LOS QUE QUIERAN SEGUIR A CRISTO, han de creer en él; y abrir el corazón para recibirlo como huésped permanente. Necesitan habitar en Cristo como el pámpano mora en la vid viviente. Existe una unión vital que se ha formado entre la cepa y el sarmiento, y el mismo fruto que aparece en este es el que se ve en el resto de la planta. Así el Señor obrará mediante los instrumentos humanos que se unen a Cristo. Los que tienen confianza permanente en Cristo, tendrán, como Enoc, un sentido de la permanente presencia de Dios.
¿Por qué sucede que hay tantos que experimentan incertidumbre y se sienten huérfanos? Se debe a que no cultivan la fe en la certidumbre de que Cristo ha cargado con todos sus pecados. Jesús tomó sobre sí la naturaleza humana en favor de los que habían transgredido la ley, «y para eso tenía que hacerse igual en todo a sus hermanos» (Heb. 2: 17, DHH), es decir a nosotros, a fin de que pudiéramos tener plena seguridad y paz para siempre.
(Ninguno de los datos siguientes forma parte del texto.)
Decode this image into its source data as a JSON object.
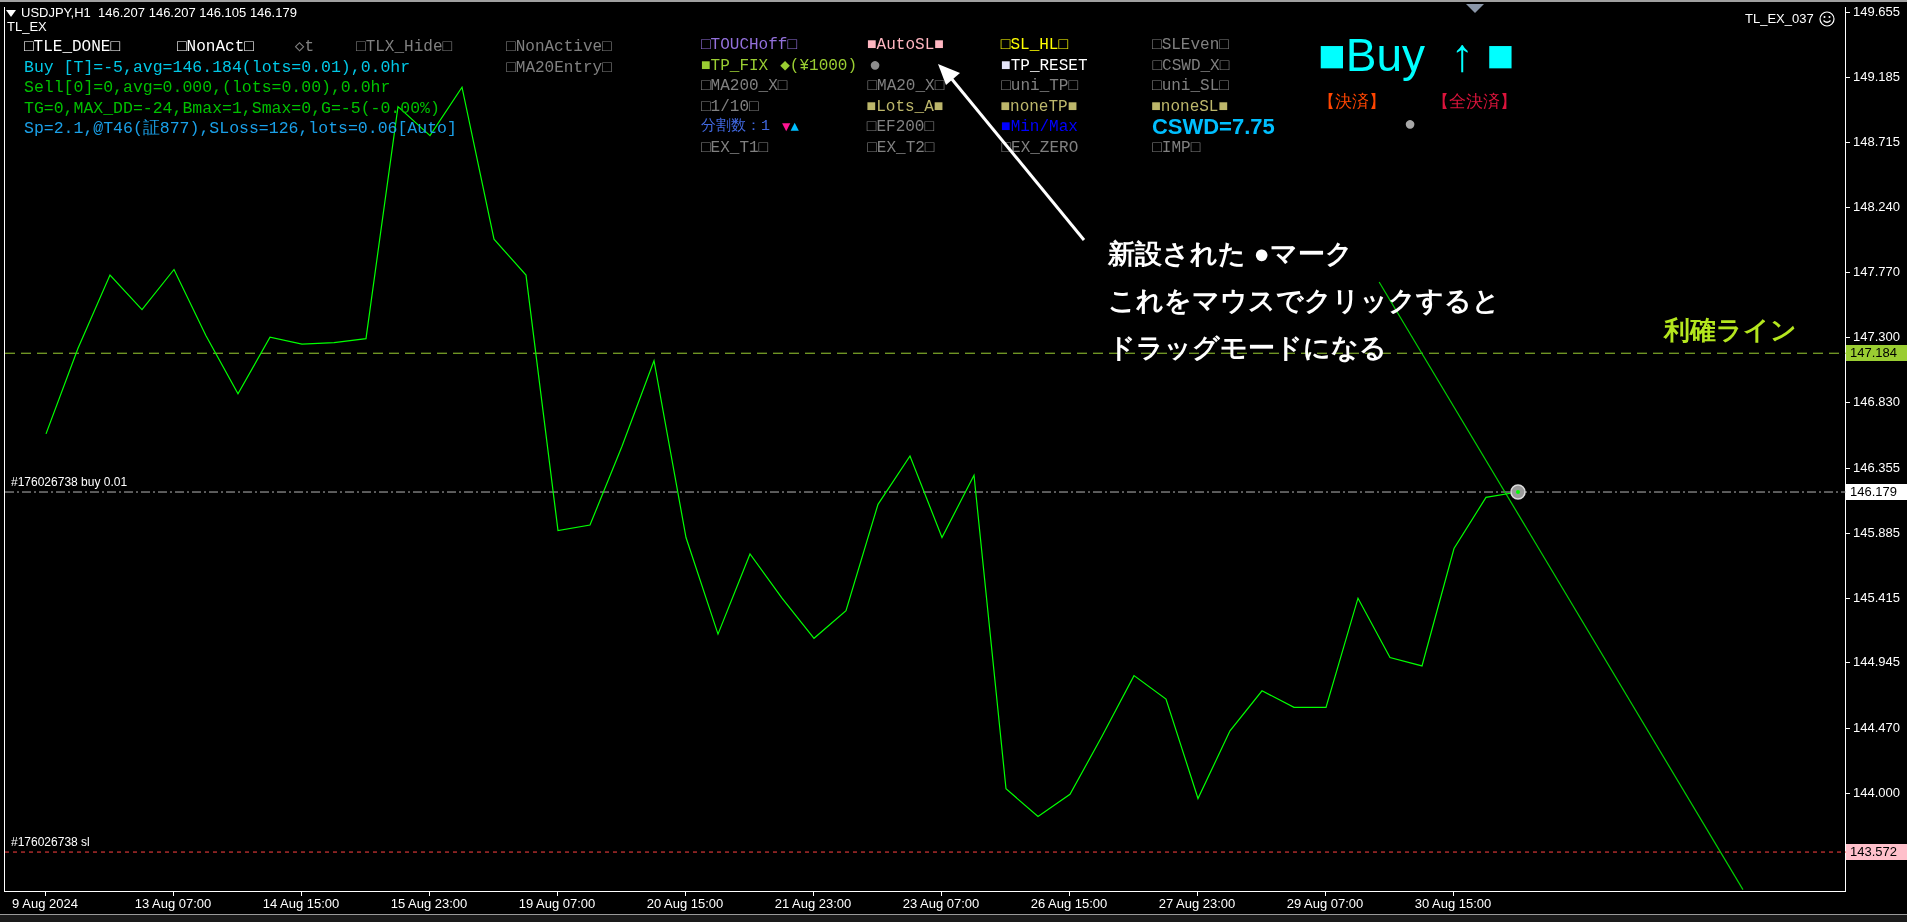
{
  "header": {
    "title": "USDJPY,H1  146.207 146.207 146.105 146.179",
    "indicator": "TL_EX",
    "expert": "TL_EX_037"
  },
  "left_panel": {
    "lines": [
      {
        "labels": [
          {
            "items": [
              {
                "kind": "toggle",
                "parts": [
                  {
                    "text": "□TLE_DONE□",
                    "color": "#ffffff"
                  }
                ]
              }
            ]
          },
          {
            "items": [
              {
                "kind": "toggle",
                "parts": [
                  {
                    "text": "□NonAct□",
                    "color": "#ffffff"
                  }
                ]
              }
            ]
          },
          {
            "items": [
              {
                "kind": "toggle",
                "parts": [
                  {
                    "text": "◇t",
                    "color": "#808080"
                  }
                ]
              }
            ]
          },
          {
            "items": [
              {
                "kind": "toggle",
                "parts": [
                  {
                    "text": "□TLX_Hide□",
                    "color": "#808080"
                  }
                ]
              }
            ]
          },
          {
            "items": [
              {
                "kind": "toggle",
                "parts": [
                  {
                    "text": "□NonActive□",
                    "color": "#808080"
                  }
                ]
              }
            ]
          }
        ]
      },
      {
        "labels": [
          {
            "items": [
              {
                "kind": "status",
                "parts": [
                  {
                    "text": "Buy [T]=-5,avg=146.184(lots=0.01),0.0hr",
                    "color": "#00c8e6"
                  }
                ]
              }
            ]
          },
          {
            "items": [
              {
                "kind": "toggle",
                "parts": [
                  {
                    "text": "□MA20Entry□",
                    "color": "#808080"
                  }
                ]
              }
            ]
          }
        ]
      },
      {
        "labels": [
          {
            "items": [
              {
                "kind": "status",
                "parts": [
                  {
                    "text": "Sell[0]=0,avg=0.000,(lots=0.00),0.0hr",
                    "color": "#00c000"
                  }
                ]
              }
            ]
          }
        ]
      },
      {
        "labels": [
          {
            "items": [
              {
                "kind": "status",
                "parts": [
                  {
                    "text": "TG=0,MAX_DD=-24,Bmax=1,Smax=0,G=-5(-0.00%)",
                    "color": "#00c000"
                  }
                ]
              }
            ]
          }
        ]
      },
      {
        "labels": [
          {
            "items": [
              {
                "kind": "status",
                "parts": [
                  {
                    "text": "Sp=2.1,@T46(証877),SLoss=126,lots=0.06[Auto]",
                    "color": "#1aa0e8"
                  }
                ]
              }
            ]
          }
        ]
      }
    ]
  },
  "middle_panel": {
    "lines": [
      {
        "labels": [
          {
            "items": [
              {
                "kind": "toggle",
                "parts": [
                  {
                    "text": "□TOUCHoff□",
                    "color": "#9370db"
                  }
                ]
              }
            ]
          },
          {
            "items": [
              {
                "kind": "toggle",
                "parts": [
                  {
                    "text": "■AutoSL■",
                    "color": "#ffb6c1"
                  }
                ]
              }
            ]
          },
          {
            "items": [
              {
                "kind": "toggle",
                "parts": [
                  {
                    "text": "□SL_HL□",
                    "color": "#ffff00"
                  }
                ]
              }
            ]
          },
          {
            "items": [
              {
                "kind": "toggle",
                "parts": [
                  {
                    "text": "□SLEven□",
                    "color": "#808080"
                  }
                ]
              }
            ]
          }
        ]
      },
      {
        "labels": [
          {
            "items": [
              {
                "kind": "toggle",
                "parts": [
                  {
                    "text": "■TP_FIX",
                    "color": "#9acd32"
                  }
                ]
              },
              {
                "kind": "value",
                "parts": [
                  {
                    "text": "◆(¥1000)",
                    "color": "#9acd32"
                  }
                ]
              },
              {
                "kind": "handle",
                "parts": [
                  {
                    "text": "●",
                    "color": "#8c8c8c"
                  }
                ]
              }
            ]
          },
          {
            "items": [
              {
                "kind": "toggle",
                "parts": [
                  {
                    "text": "■",
                    "color": "#e6e6fa"
                  },
                  {
                    "text": "TP_RESET",
                    "color": "#ffffff"
                  }
                ]
              }
            ]
          },
          {
            "items": [
              {
                "kind": "toggle",
                "parts": [
                  {
                    "text": "□CSWD_X□",
                    "color": "#808080"
                  }
                ]
              }
            ]
          }
        ]
      },
      {
        "labels": [
          {
            "items": [
              {
                "kind": "toggle",
                "parts": [
                  {
                    "text": "□MA200_X□",
                    "color": "#808080"
                  }
                ]
              }
            ]
          },
          {
            "items": [
              {
                "kind": "toggle",
                "parts": [
                  {
                    "text": "□MA20_X□",
                    "color": "#808080"
                  }
                ]
              }
            ]
          },
          {
            "items": [
              {
                "kind": "toggle",
                "parts": [
                  {
                    "text": "□uni_TP□",
                    "color": "#808080"
                  }
                ]
              }
            ]
          },
          {
            "items": [
              {
                "kind": "toggle",
                "parts": [
                  {
                    "text": "□uni_SL□",
                    "color": "#808080"
                  }
                ]
              }
            ]
          }
        ]
      },
      {
        "labels": [
          {
            "items": [
              {
                "kind": "toggle",
                "parts": [
                  {
                    "text": "□1/10□",
                    "color": "#808080"
                  }
                ]
              }
            ]
          },
          {
            "items": [
              {
                "kind": "toggle",
                "parts": [
                  {
                    "text": "■Lots_A■",
                    "color": "#bdb76b"
                  }
                ]
              }
            ]
          },
          {
            "items": [
              {
                "kind": "toggle",
                "parts": [
                  {
                    "text": "■noneTP■",
                    "color": "#bdb76b"
                  }
                ]
              }
            ]
          },
          {
            "items": [
              {
                "kind": "toggle",
                "parts": [
                  {
                    "text": "■noneSL■",
                    "color": "#bdb76b"
                  }
                ]
              }
            ]
          }
        ]
      },
      {
        "labels": [
          {
            "items": [
              {
                "kind": "count",
                "parts": [
                  {
                    "text": "分割数：1",
                    "color": "#4169e1"
                  }
                ]
              },
              {
                "kind": "stepper",
                "parts": [
                  {
                    "text": "▼",
                    "color": "#ff1493"
                  },
                  {
                    "text": "▲",
                    "color": "#00bfff"
                  }
                ]
              }
            ]
          },
          {
            "items": [
              {
                "kind": "toggle",
                "parts": [
                  {
                    "text": "□EF200□",
                    "color": "#808080"
                  }
                ]
              }
            ]
          },
          {
            "items": [
              {
                "kind": "toggle",
                "parts": [
                  {
                    "text": "■",
                    "color": "#0000ff"
                  },
                  {
                    "text": "Min/Max",
                    "color": "#0000ff"
                  }
                ]
              }
            ]
          },
          {
            "items": [
              {
                "kind": "reading",
                "parts": [
                  {
                    "text": "CSWD=7.75",
                    "color": "#00bfff"
                  }
                ]
              }
            ]
          }
        ]
      },
      {
        "labels": [
          {
            "items": [
              {
                "kind": "toggle",
                "parts": [
                  {
                    "text": "□EX_T1□",
                    "color": "#808080"
                  }
                ]
              }
            ]
          },
          {
            "items": [
              {
                "kind": "toggle",
                "parts": [
                  {
                    "text": "□EX_T2□",
                    "color": "#808080"
                  }
                ]
              }
            ]
          },
          {
            "items": [
              {
                "kind": "toggle",
                "parts": [
                  {
                    "text": "□EX_ZERO",
                    "color": "#808080"
                  }
                ]
              }
            ]
          },
          {
            "items": [
              {
                "kind": "toggle",
                "parts": [
                  {
                    "text": "□IMP□",
                    "color": "#808080"
                  }
                ]
              }
            ]
          }
        ]
      }
    ]
  },
  "right_panel": {
    "signal": {
      "text": "■Buy  ↑ ■",
      "color": "#00ffff"
    },
    "buttons": [
      {
        "text": "【決済】",
        "color": "#ff4500"
      },
      {
        "text": "【全決済】",
        "color": "#dc143c"
      }
    ],
    "handle": {
      "text": "●",
      "color": "#a8a8a8"
    }
  },
  "callout": {
    "lines": [
      "新設された ●マーク",
      "これをマウスでクリックすると",
      "ドラッグモードになる"
    ]
  },
  "tp_line_label": {
    "text": "利確ライン",
    "color": "#b4e61e"
  },
  "chart_data": {
    "type": "line",
    "categories": [
      "9 Aug 2024",
      null,
      null,
      null,
      "13 Aug 07:00",
      null,
      null,
      null,
      "14 Aug 15:00",
      null,
      null,
      null,
      "15 Aug 23:00",
      null,
      null,
      null,
      "19 Aug 07:00",
      null,
      null,
      null,
      "20 Aug 15:00",
      null,
      null,
      null,
      "21 Aug 23:00",
      null,
      null,
      null,
      "23 Aug 07:00",
      null,
      null,
      null,
      "26 Aug 15:00",
      null,
      null,
      null,
      "27 Aug 23:00",
      null,
      null,
      null,
      "29 Aug 07:00",
      null,
      null,
      null,
      "30 Aug 15:00",
      null,
      null,
      null,
      null,
      null,
      null,
      null,
      null,
      null,
      null,
      null,
      null,
      null
    ],
    "series": [
      {
        "color": "#00ff00",
        "values": [
          146.6,
          147.22,
          147.75,
          147.5,
          147.79,
          147.31,
          146.89,
          147.3,
          147.25,
          147.26,
          147.29,
          148.97,
          148.76,
          149.11,
          148.01,
          147.75,
          145.9,
          145.94,
          146.51,
          147.13,
          145.85,
          145.15,
          145.73,
          145.41,
          145.12,
          145.32,
          146.09,
          146.44,
          145.85,
          146.3,
          144.03,
          143.83,
          143.99,
          144.41,
          144.85,
          144.68,
          143.96,
          144.45,
          144.74,
          144.62,
          144.62,
          145.41,
          144.98,
          144.92,
          145.77,
          146.14,
          146.179,
          null,
          null,
          null,
          null,
          null,
          null,
          null,
          null,
          null,
          null,
          null
        ]
      }
    ],
    "ylim": [
      143.29,
      149.691
    ],
    "yticks": [
      {
        "value": 149.655,
        "label": "149.655"
      },
      {
        "value": 149.185,
        "label": "149.185"
      },
      {
        "value": 148.715,
        "label": "148.715"
      },
      {
        "value": 148.24,
        "label": "148.240"
      },
      {
        "value": 147.77,
        "label": "147.770"
      },
      {
        "value": 147.3,
        "label": "147.300"
      },
      {
        "value": 146.83,
        "label": "146.830"
      },
      {
        "value": 146.355,
        "label": "146.355"
      },
      {
        "value": 145.885,
        "label": "145.885"
      },
      {
        "value": 145.415,
        "label": "145.415"
      },
      {
        "value": 144.945,
        "label": "144.945"
      },
      {
        "value": 144.47,
        "label": "144.470"
      },
      {
        "value": 144.0,
        "label": "144.000"
      }
    ],
    "ref_lines": [
      {
        "axis": "y",
        "value": 147.184,
        "label": "147.184",
        "color": "#9acd32"
      },
      {
        "axis": "y",
        "value": 146.179,
        "label": "146.179",
        "color": "#b4b4b4"
      },
      {
        "axis": "y",
        "value": 143.572,
        "label": "143.572",
        "color": "#ff4040"
      }
    ],
    "annotations": [
      "#176026738 buy 0.01",
      "#176026738 sl"
    ]
  }
}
Tenemos un Abogado en los cielos, y todo el que lo acepte como su Salvador personal, no quedará huérfano para soportar la maldición de sus propios pecados.
Es preciso cultivar diariamente la confianza en Aquel que se ha encargado de nuestro caso, que es nuestro «Sumo Sacerdote fiel y compasivo» (Heb. 2: 17, DHH), y también diariamente hemos de contemplarlo, «porque en cuanto él mismo padeció siendo tentado», no en unas pocas cosas, sino en todo, como nosotros, «es poderoso para socorrer a los que son tentados». «No tenemos un sumo sacerdote que no pueda compadecerse de nuestras debilidades, sino uno que fue tentado en todo según nuestra semejanza, pero sin pecado» (Heb. 2: 18; 4: 15).
En este mismo instante, en el cielo, se aflige con nuestras aflicciones; y como un Salvador viviente, como un Abogado interesado, Cristo está intercediendo por nosotros.— The Youth’s Instructor, 18 de octubre de 1894.